Not every workflow is an agent.

A workflow can be very useful without being autonomous at all. In many cases, a simple workflow is better because it is easier to debug and easier to trust.

Calling everything an agent makes systems sound more magical than they are. Usually it is more honest to ask: what decisions are being made by the model, what actions can it take, and what parts are fixed by software around it?

Providers Versus Models

This distinction is one of the easiest ways to stay oriented.

  • provider: the company or platform serving access to a model or model family
  • model: the actual system doing the generation

For example, OpenAI, Anthropic, and Google are providers. GPT, Claude, and Gemini are model families.

People blur this constantly. They will say “we use OpenAI” when they mean a specific model from OpenAI, or they will compare providers when they are really comparing one model snapshot against another.

That matters because pricing, latency, context limits, tool support, reliability, and policy behavior can all vary at both levels.

A provider is the vendor relationship. A model is the thing you are actually running.

Hallucination, Reasoning, and Evaluation

These words also get used loosely.

  • hallucination: when a model presents false or unsupported information as if it were true
  • reasoning: the process of working through a problem, though the term is often used more loosely in marketing than in technical explanation
  • evaluation: the process of testing how well a model or system performs on defined tasks

Hallucination is not the same thing as lying. It is usually a byproduct of probabilistic generation without grounded verification.

Reasoning is worth treating carefully. Sometimes it refers to real gains in problem-solving ability. Sometimes it just means the system was prompted to show more intermediate steps or spend more compute.
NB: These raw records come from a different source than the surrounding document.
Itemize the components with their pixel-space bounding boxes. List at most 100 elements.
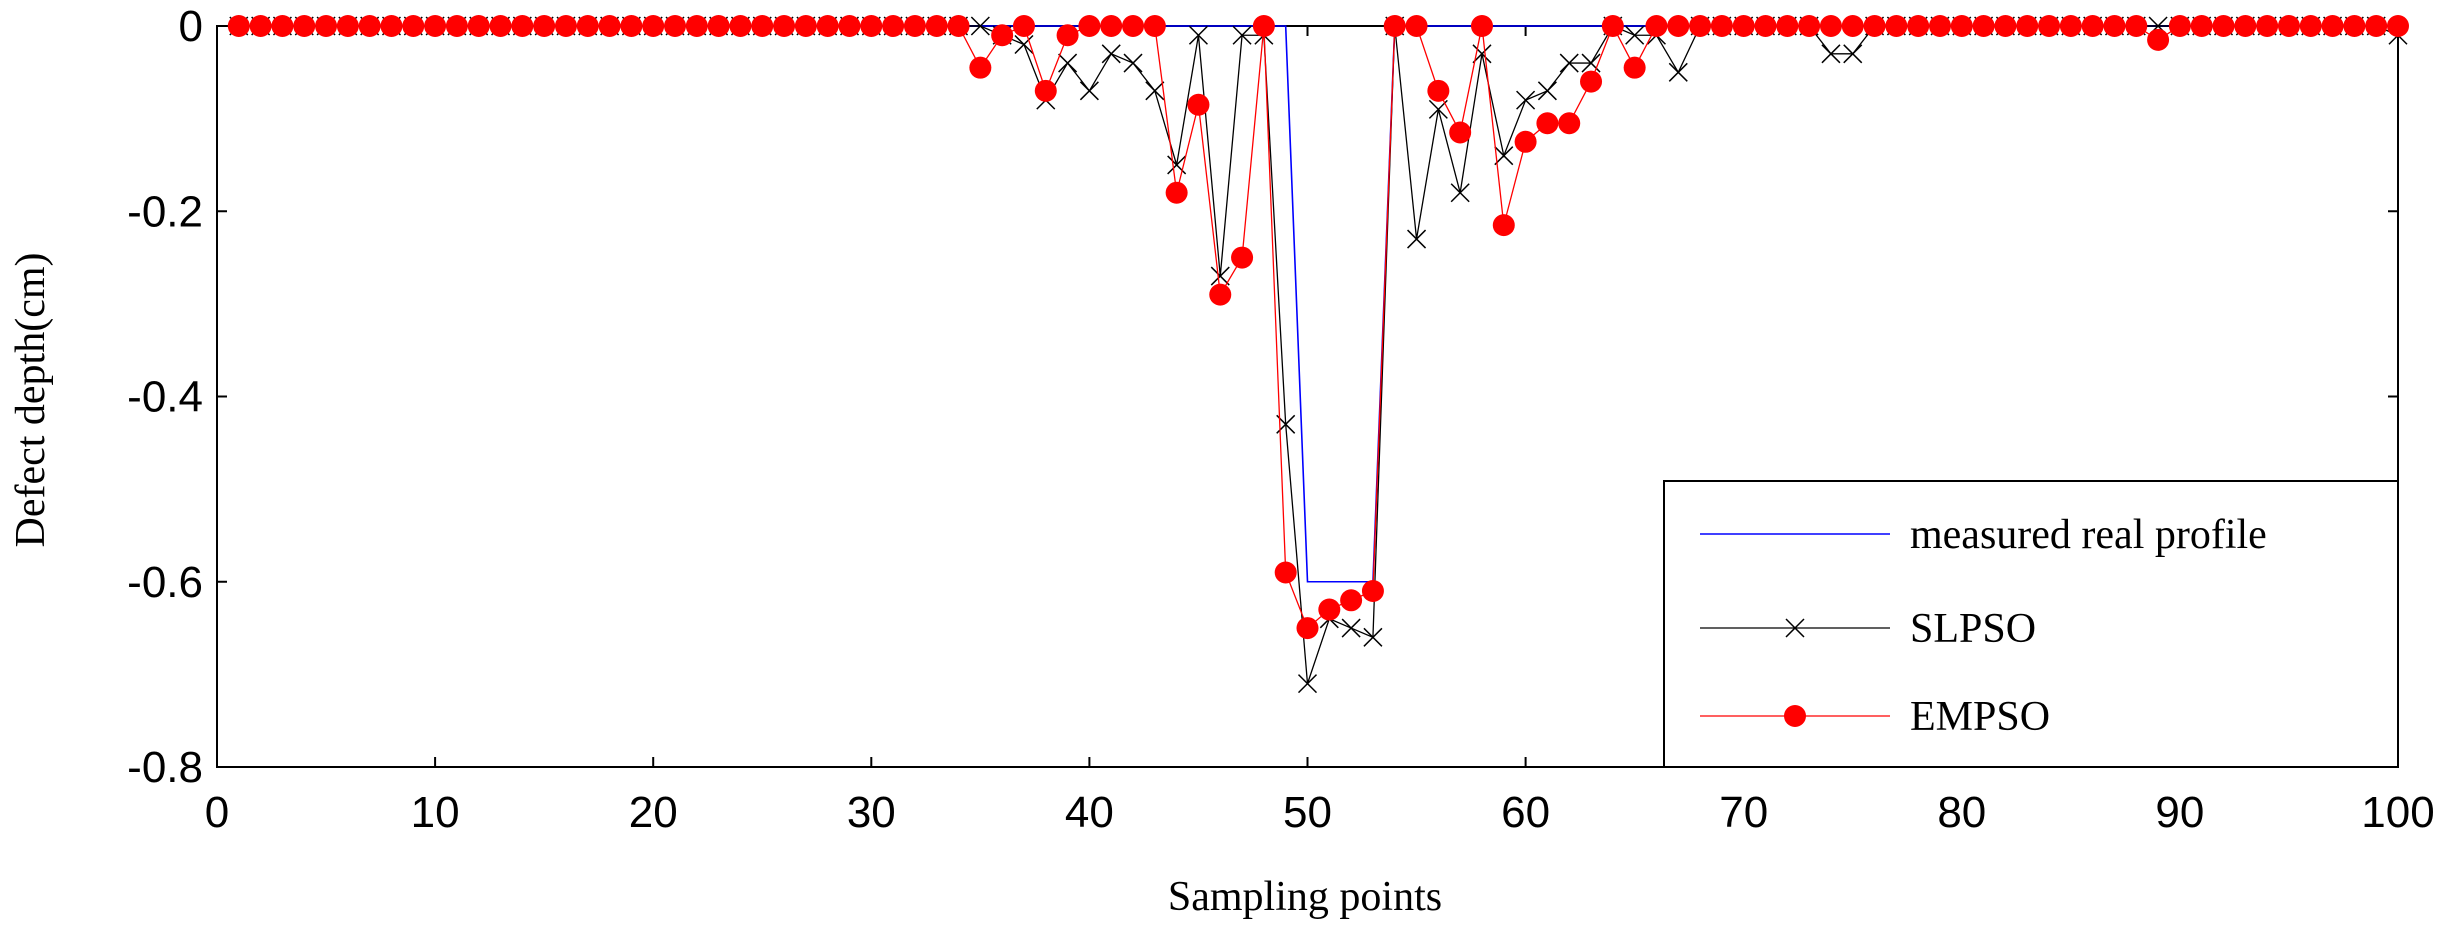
marker-empso-89 (2147, 28, 2170, 51)
marker-empso-55 (1405, 15, 1428, 37)
marker-empso-79 (1928, 15, 1951, 37)
marker-empso-93 (2234, 15, 2257, 37)
marker-slpso-57 (1450, 183, 1470, 203)
y-tick-label-1: -0.2 (127, 187, 203, 236)
marker-empso-52 (1340, 589, 1363, 612)
x-tick-label-70: 70 (1719, 788, 1768, 837)
marker-slpso-55 (1407, 229, 1427, 249)
marker-empso-47 (1231, 246, 1254, 269)
marker-empso-67 (1667, 15, 1690, 37)
marker-empso-49 (1274, 561, 1297, 584)
marker-empso-24 (729, 15, 752, 37)
marker-slpso-37 (1014, 34, 1034, 55)
marker-empso-64 (1601, 15, 1624, 37)
marker-empso-43 (1143, 15, 1166, 37)
marker-slpso-46 (1210, 266, 1230, 286)
x-tick-group: 0 10 20 30 40 50 60 70 80 90 100 (205, 26, 2435, 837)
marker-slpso-52 (1341, 618, 1361, 638)
marker-empso-9 (402, 15, 425, 37)
marker-empso-36 (991, 24, 1014, 47)
marker-slpso-42 (1123, 53, 1143, 73)
marker-empso-54 (1383, 15, 1406, 37)
marker-empso-98 (2343, 15, 2366, 37)
y-tick-label-0: 0 (179, 2, 203, 51)
marker-slpso-60 (1516, 90, 1536, 110)
marker-empso-46 (1209, 283, 1232, 306)
marker-empso-40 (1078, 15, 1101, 37)
marker-empso-53 (1361, 580, 1384, 603)
legend-label-slpso: SLPSO (1910, 606, 2036, 652)
marker-empso-33 (925, 15, 948, 37)
x-tick-label-30: 30 (847, 788, 896, 837)
marker-empso-13 (489, 15, 512, 37)
marker-empso-99 (2365, 15, 2388, 37)
y-tick-label-2: -0.4 (127, 373, 203, 422)
marker-empso-58 (1470, 15, 1493, 37)
marker-empso-19 (620, 15, 643, 37)
marker-empso-21 (664, 15, 687, 37)
marker-empso-96 (2299, 15, 2322, 37)
marker-empso-22 (685, 15, 708, 37)
marker-slpso-39 (1058, 53, 1078, 73)
marker-slpso-58 (1472, 44, 1492, 64)
x-tick-label-50: 50 (1283, 788, 1332, 837)
marker-empso-39 (1056, 24, 1079, 47)
marker-empso-14 (511, 15, 534, 37)
marker-empso-59 (1492, 214, 1515, 237)
marker-empso-27 (794, 15, 817, 37)
marker-empso-97 (2321, 15, 2344, 37)
marker-empso-11 (445, 15, 468, 37)
marker-empso-73 (1798, 15, 1821, 37)
marker-empso-18 (598, 15, 621, 37)
marker-empso-77 (1885, 15, 1908, 37)
marker-empso-87 (2103, 15, 2126, 37)
y-axis-label: Defect depth(cm) (8, 252, 54, 547)
marker-slpso-74 (1821, 44, 1841, 64)
marker-empso-38 (1034, 79, 1057, 102)
marker-slpso-47 (1232, 25, 1252, 45)
marker-empso-25 (751, 15, 774, 37)
y-tick-label-3: -0.6 (127, 558, 203, 607)
marker-empso-7 (358, 15, 381, 37)
marker-slpso-67 (1668, 62, 1688, 82)
marker-empso-44 (1165, 181, 1188, 204)
marker-empso-84 (2038, 15, 2061, 37)
marker-empso-92 (2212, 15, 2235, 37)
marker-empso-83 (2016, 15, 2039, 37)
marker-empso-26 (773, 15, 796, 37)
marker-empso-3 (271, 15, 294, 37)
x-tick-label-60: 60 (1501, 788, 1550, 837)
marker-empso-20 (642, 15, 665, 37)
y-tick-label-4: -0.8 (127, 743, 203, 792)
marker-empso-30 (860, 15, 883, 37)
x-axis-label: Sampling points (1168, 874, 1442, 920)
marker-slpso-63 (1581, 53, 1601, 73)
marker-empso-6 (336, 15, 359, 37)
x-tick-label-90: 90 (2155, 788, 2204, 837)
marker-empso-60 (1514, 130, 1537, 153)
marker-slpso-50 (1297, 674, 1318, 694)
marker-slpso-45 (1188, 25, 1208, 45)
marker-empso-95 (2277, 15, 2300, 37)
marker-empso-74 (1819, 15, 1842, 37)
marker-empso-4 (293, 15, 316, 37)
marker-slpso-53 (1363, 627, 1383, 647)
marker-empso-61 (1536, 112, 1559, 135)
legend-label-measured-real-profile: measured real profile (1910, 512, 2267, 558)
marker-empso-80 (1950, 15, 1973, 37)
marker-empso-41 (1100, 15, 1123, 37)
marker-empso-91 (2190, 15, 2213, 37)
x-tick-label-20: 20 (629, 788, 678, 837)
marker-empso-76 (1863, 15, 1886, 37)
marker-slpso-43 (1145, 81, 1165, 101)
x-tick-label-40: 40 (1065, 788, 1114, 837)
series-empso (227, 15, 2409, 640)
marker-empso-51 (1318, 598, 1341, 621)
marker-empso-15 (533, 15, 556, 37)
marker-empso-90 (2168, 15, 2191, 37)
marker-empso-81 (1972, 15, 1995, 37)
marker-empso-17 (576, 15, 599, 37)
marker-empso-1 (227, 15, 250, 37)
marker-empso-10 (424, 15, 447, 37)
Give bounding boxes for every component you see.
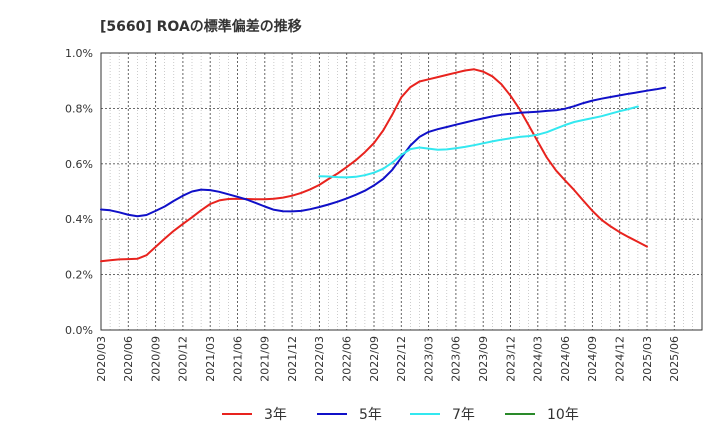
y-tick-label: 0.6% bbox=[65, 158, 93, 171]
x-tick-label: 2021/09 bbox=[259, 336, 272, 382]
series-layer bbox=[100, 68, 667, 263]
x-axis-ticks: 2020/03 2020/06 2020/09 2020/12 2021/03 2021/… bbox=[95, 336, 681, 382]
y-tick-label: 0.4% bbox=[65, 213, 93, 226]
x-tick-label: 2022/06 bbox=[341, 336, 354, 382]
y-axis-ticks: 0.0% 0.2% 0.4% 0.6% 0.8% 1.0% bbox=[65, 47, 93, 337]
x-tick-label: 2024/09 bbox=[586, 336, 599, 382]
legend-label-0: 3年 bbox=[264, 407, 287, 423]
legend-label-1: 5年 bbox=[359, 407, 382, 423]
x-tick-label: 2022/12 bbox=[395, 336, 408, 382]
x-tick-label: 2022/03 bbox=[313, 336, 326, 382]
plot-frame bbox=[100, 52, 703, 331]
legend-label-2: 7年 bbox=[452, 407, 475, 423]
x-tick-label: 2025/03 bbox=[641, 336, 654, 382]
legend: 3年 5年 7年 10年 bbox=[222, 407, 579, 423]
series-line-1 bbox=[100, 86, 667, 218]
x-tick-label: 2023/03 bbox=[422, 336, 435, 382]
x-tick-label: 2022/09 bbox=[368, 336, 381, 382]
legend-label-3: 10年 bbox=[547, 407, 579, 423]
y-tick-label: 0.2% bbox=[65, 269, 93, 282]
y-tick-label: 0.0% bbox=[65, 324, 93, 337]
series-line-0 bbox=[100, 68, 648, 263]
x-tick-label: 2020/03 bbox=[95, 336, 108, 382]
x-tick-label: 2023/06 bbox=[450, 336, 463, 382]
y-tick-label: 1.0% bbox=[65, 47, 93, 60]
x-tick-label: 2020/12 bbox=[177, 336, 190, 382]
x-tick-label: 2021/06 bbox=[231, 336, 244, 382]
chart-title: [5660] ROAの標準偏差の推移 bbox=[100, 18, 302, 35]
x-tick-label: 2021/03 bbox=[204, 336, 217, 382]
x-tick-label: 2020/09 bbox=[149, 336, 162, 382]
x-tick-label: 2024/12 bbox=[614, 336, 627, 382]
x-tick-label: 2023/12 bbox=[504, 336, 517, 382]
x-tick-label: 2023/09 bbox=[477, 336, 490, 382]
series-line-2 bbox=[318, 105, 639, 179]
y-tick-label: 0.8% bbox=[65, 102, 93, 115]
x-tick-label: 2024/06 bbox=[559, 336, 572, 382]
x-tick-label: 2020/06 bbox=[122, 336, 135, 382]
x-tick-label: 2025/06 bbox=[668, 336, 681, 382]
x-tick-label: 2021/12 bbox=[286, 336, 299, 382]
x-tick-label: 2024/03 bbox=[532, 336, 545, 382]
Evaluation is the corrective term in this cluster. It forces the conversation back toward evidence. Instead of asking whether a model “feels smart,” evaluation asks whether it performs well on the tasks that matter.

A Simpler Mental Model

When AI language starts getting dense, ask these questions:

  1. Is this term about the model itself, or the system around it?
  2. Is this happening during training, retrieval, or inference?
  3. Is this a vendor term, a technical term, or a marketing term?
  4. Is this describing behavior, capability, or infrastructure?

That usually cuts through most of the fog.

The main mistake people make is assuming every new term describes a new kind of intelligence. Often it is just a label for one layer in a larger stack.

Once you see the layers clearly, the jargon gets a lot less intimidating.